Banggakan WhatsApp, Zuckerberg Ejek Sistem Keamanan iMessage iPhone
Mark Zuckerberg membandingkan sistem keamanan WhatsApp serta platform perpesanan milik Apple, iMessage.
Menurut Zuckerberg, WhatsApp lebih personal serta sistem keamanannya jauh lebih baik berasal iMessage.
Hal itu disampaikan Zuckerberg lewat postingan pada Instagram, menggunakan memposting gambar iklan untuk WhatsApp beserta menggunakan komentar wacana bagaimana platform WA lebih safety daripada iMessage.
Senada menggunakan Zuckerberg, Will Cathcart, kepala WhatsApp pula memposting utas tweet yang membahas poly poin pembicaraan ke 2 perpesanan itu, menurut laporan The Verge, Selasa (18/10).
Dalam pesan iklan yg ditayangkan di Pennsylvania Station pada New York City dan diunggah Zuckerberg itu berisi konten yang diklaim mengolok-olok platform perpesanan lain yg identik berwarna biru, hijau serta putih.
Pesan iklan itu seolah mendesak menggunakan WhatsApp sebagai gantinya, karena telah menggunakan enkripsi end-to-end atau atau enkripsi ujung-ke-ujung. tetapi pada postingannya, Zuckerberg secara gamblang mengatakan WhatsApp jauh lebih langsung serta aman daripada iMessage, dengan enkripsi end-to-end berfungsi pada iPhone dan Android, termasuk dialog gerombolan.
Baca juga : Yakin Sempat Ada UFO Mampir di Ukraina? Pakar Bongkar Masalah Data
Beliau juga menunjukkan beberapa fitur, seperti cadangan terenkripsi end-to-end, yang dimiliki WhatsApp namun tidak dimiliki iMessage.
Meta bukan satu-satunya perusahaan yg menyindir iMessage.
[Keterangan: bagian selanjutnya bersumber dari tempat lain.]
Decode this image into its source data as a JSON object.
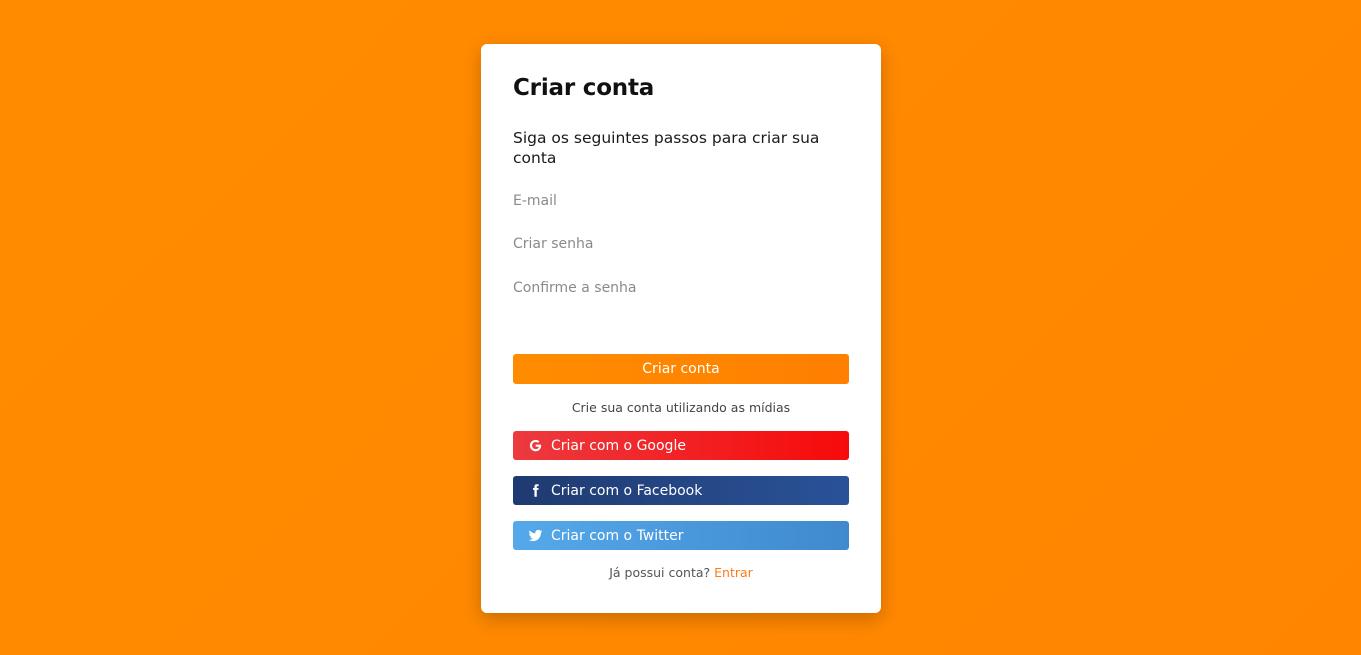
{
  "card": {
    "title": "Criar conta",
    "subtitle": "Siga os seguintes passos para criar sua conta"
  },
  "form": {
    "email_placeholder": "E-mail",
    "password_placeholder": "Criar senha",
    "confirm_placeholder": "Confirme a senha",
    "submit_label": "Criar conta"
  },
  "social": {
    "caption": "Crie sua conta utilizando as mídias",
    "google_label": "Criar com o Google",
    "facebook_label": "Criar com o Facebook",
    "twitter_label": "Criar com o Twitter"
  },
  "footer": {
    "question": "Já possui conta?",
    "link_label": "Entrar"
  },
  "icons": {
    "google": "google-icon",
    "facebook": "facebook-icon",
    "twitter": "twitter-icon"
  },
  "colors": {
    "background": "#ff8800",
    "accent": "#ff8c00",
    "google": "#f70a0a",
    "facebook": "#2a5298",
    "twitter": "#55a9ea",
    "link": "#ff7a1a"
  }
}
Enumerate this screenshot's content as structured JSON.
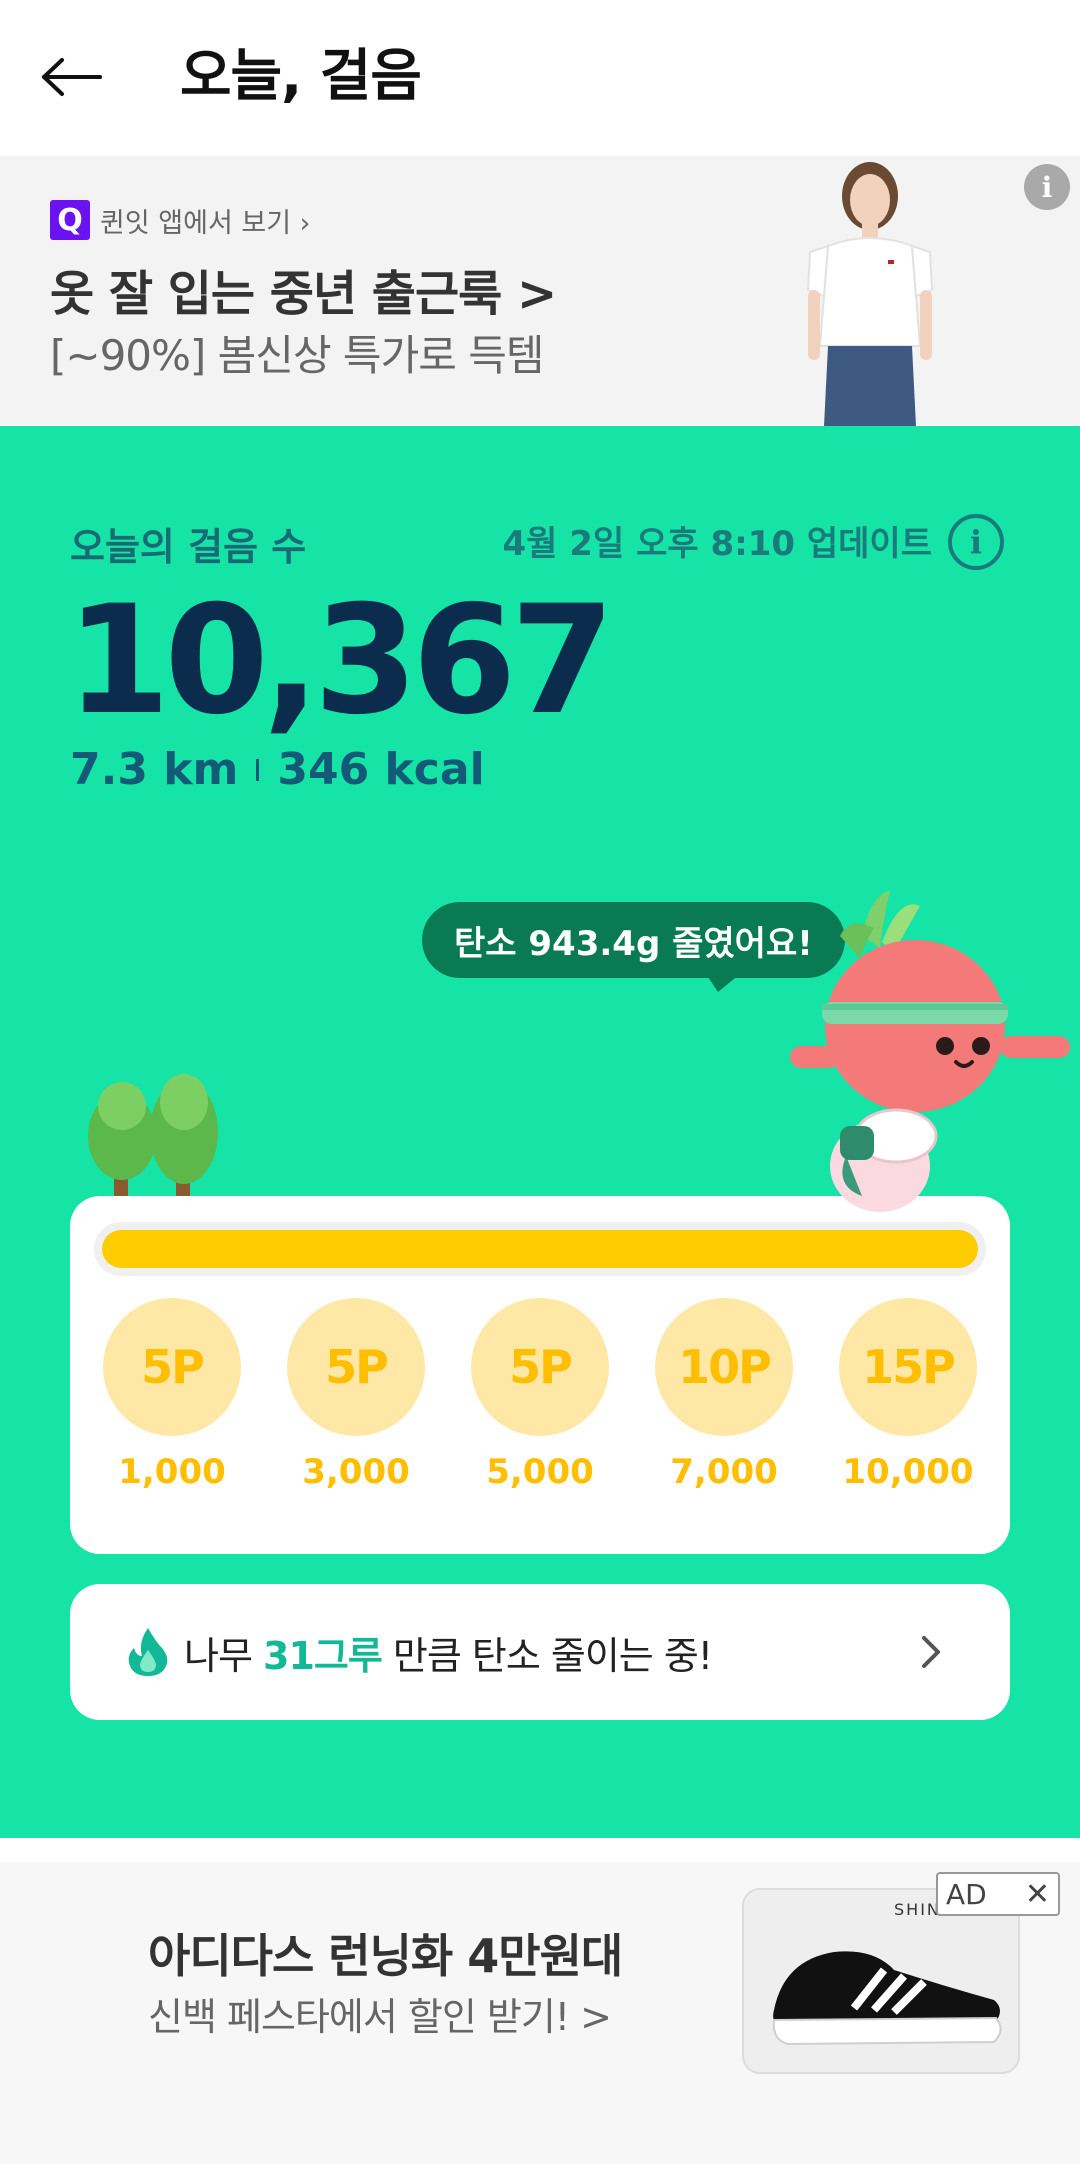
{
  "header": {
    "title": "오늘, 걸음"
  },
  "top_ad": {
    "app_badge": "Q",
    "app_link": "퀸잇 앱에서 보기 ›",
    "headline": "옷 잘 입는 중년 출근룩 >",
    "sub": "[~90%] 봄신상 특가로 득템",
    "info_glyph": "i"
  },
  "steps": {
    "label": "오늘의 걸음 수",
    "update": "4월 2일 오후 8:10 업데이트",
    "info_glyph": "i",
    "count": "10,367",
    "distance": "7.3 km",
    "calories": "346 kcal"
  },
  "bubble": {
    "text": "탄소 943.4g 줄였어요!"
  },
  "progress": {
    "fraction": 1.0,
    "milestones": [
      {
        "points": "5P",
        "steps": "1,000"
      },
      {
        "points": "5P",
        "steps": "3,000"
      },
      {
        "points": "5P",
        "steps": "5,000"
      },
      {
        "points": "10P",
        "steps": "7,000"
      },
      {
        "points": "15P",
        "steps": "10,000"
      }
    ]
  },
  "tree_card": {
    "prefix": "나무 ",
    "highlight": "31그루",
    "suffix": " 만큼 탄소 줄이는 중!"
  },
  "bottom_ad": {
    "headline": "아디다스 런닝화 4만원대",
    "sub": "신백 페스타에서 할인 받기! >",
    "brand": "SHINSEGAE",
    "ad_label": "AD",
    "close_glyph": "✕"
  },
  "colors": {
    "main_bg": "#16e3a6",
    "steps_count": "#0c2c4e",
    "bubble_bg": "#0a7a55",
    "progress_fill": "#ffcc00",
    "milestone_bg": "#ffe7a6",
    "milestone_text": "#ffbf00",
    "highlight": "#13b896",
    "app_badge": "#6a12f0"
  }
}
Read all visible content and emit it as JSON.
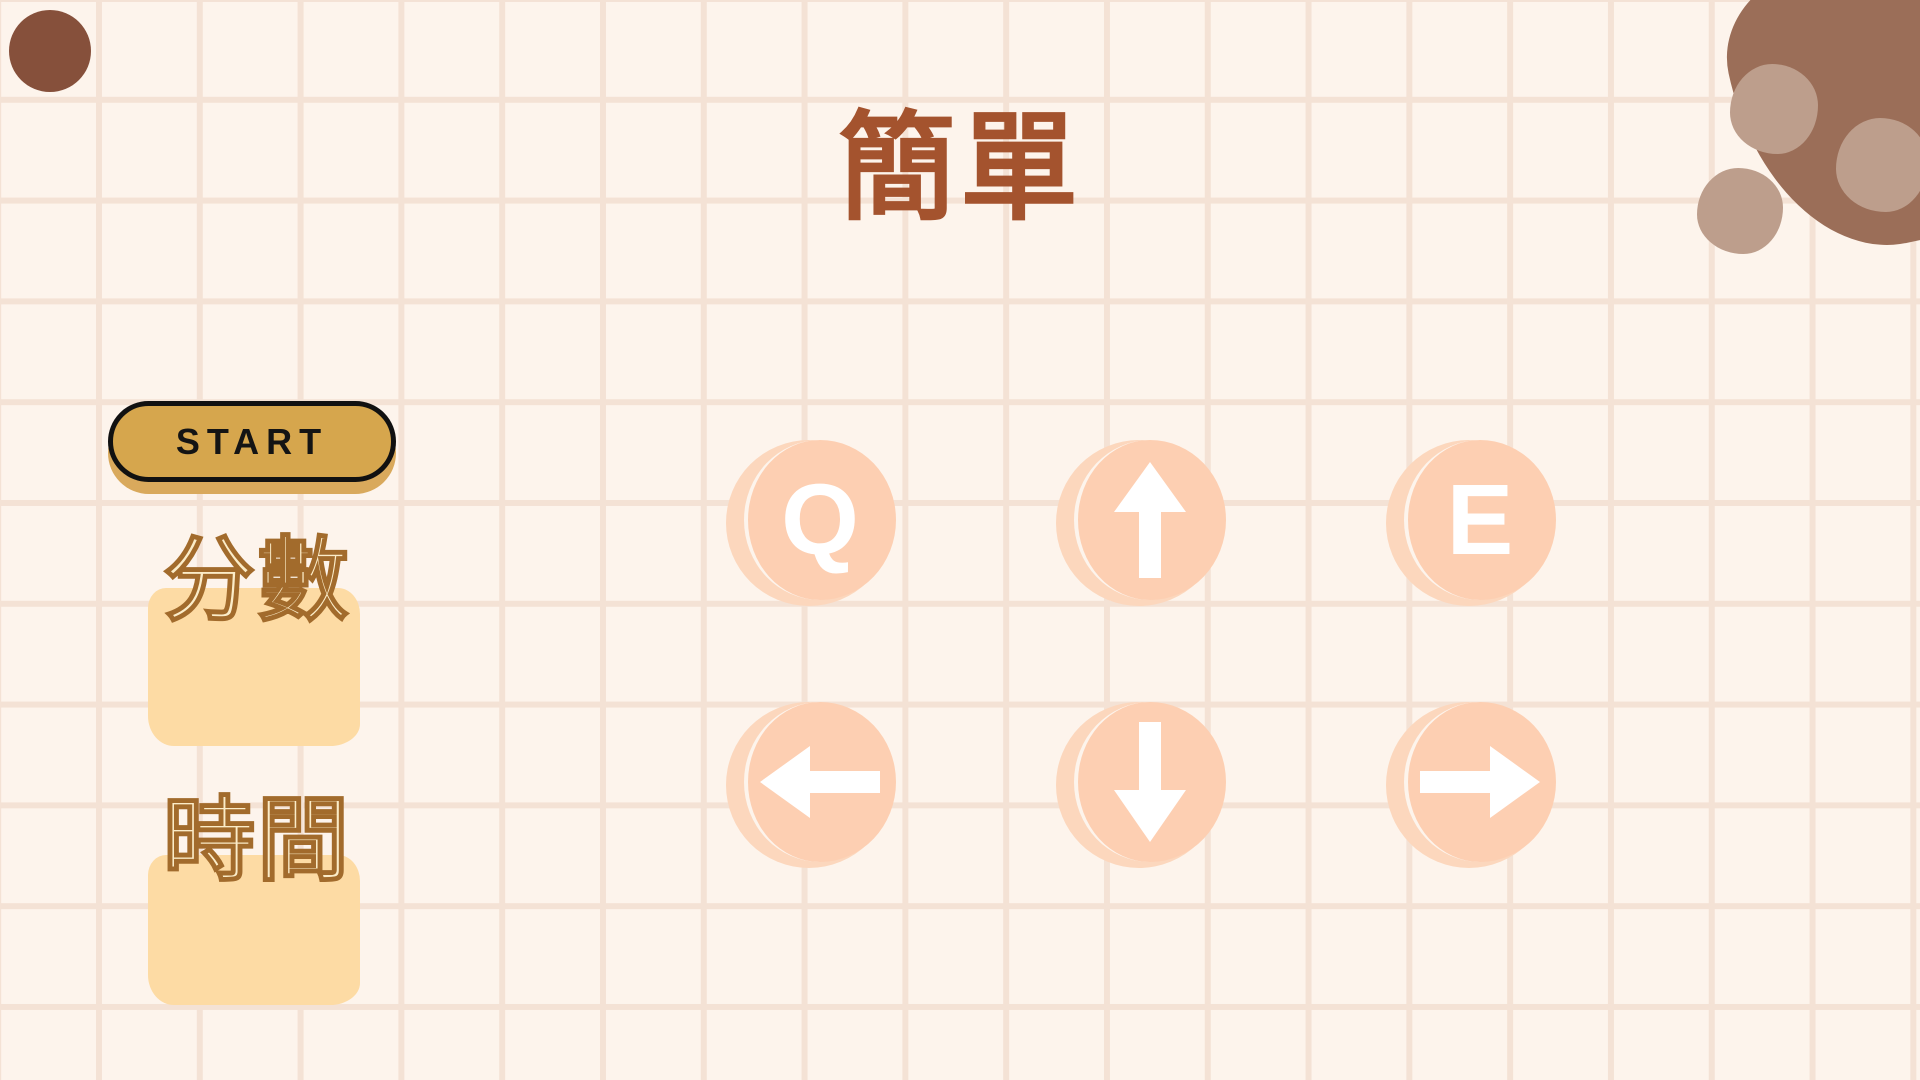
{
  "title": "簡單",
  "start_button": {
    "label": "START"
  },
  "stats": {
    "score_label": "分數",
    "score_value": "",
    "time_label": "時間",
    "time_value": ""
  },
  "keys": {
    "q": "Q",
    "e": "E",
    "up_icon": "arrow-up-icon",
    "down_icon": "arrow-down-icon",
    "left_icon": "arrow-left-icon",
    "right_icon": "arrow-right-icon"
  },
  "colors": {
    "background": "#fdf4ec",
    "grid": "#f4e2d5",
    "title": "#a4532e",
    "start_button": "#d6a64d",
    "key_face": "#fdcfb2",
    "stat_panel": "#fddba4",
    "corner_dot": "#86503b",
    "corner_blob": "#9b6e58"
  }
}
Sebelumnya Google sudah mendorong Apple untuk mengadopsi Rich Communication Services (RCS), penerus SMS, di aplikasi Pesannya.
CEO Apple Tim Cook sejauh ini, Apple tampaknya tidak memiliki planning untuk memperbarui iMessage.
Kampanye iklan privasi artinya dorongan besar bagi Meta. Vispi Bhopti, Juru bicara Meta berkata, kampanye itu akan timbul pada siaran TV, video digital, outdoor, serta ruang publik pada semua Amerika serikat dan papan reklame akan bermunculan pada New York, San Francisco, serta Los Angeles.
Awal tahun ini, perusahaan mengungkapkan mereka ingin menyebarkan basis pengguna WhatsApp di AS. sementara 2 miliar pengguna WhatsApp secara de facto tidak hanya beredar di antero Alaihi Salam.
Meta sudah menawarkan WhatsApp menggunakan berdasarkan keunggulan mulai klaim sangat privasi serta sangat aman.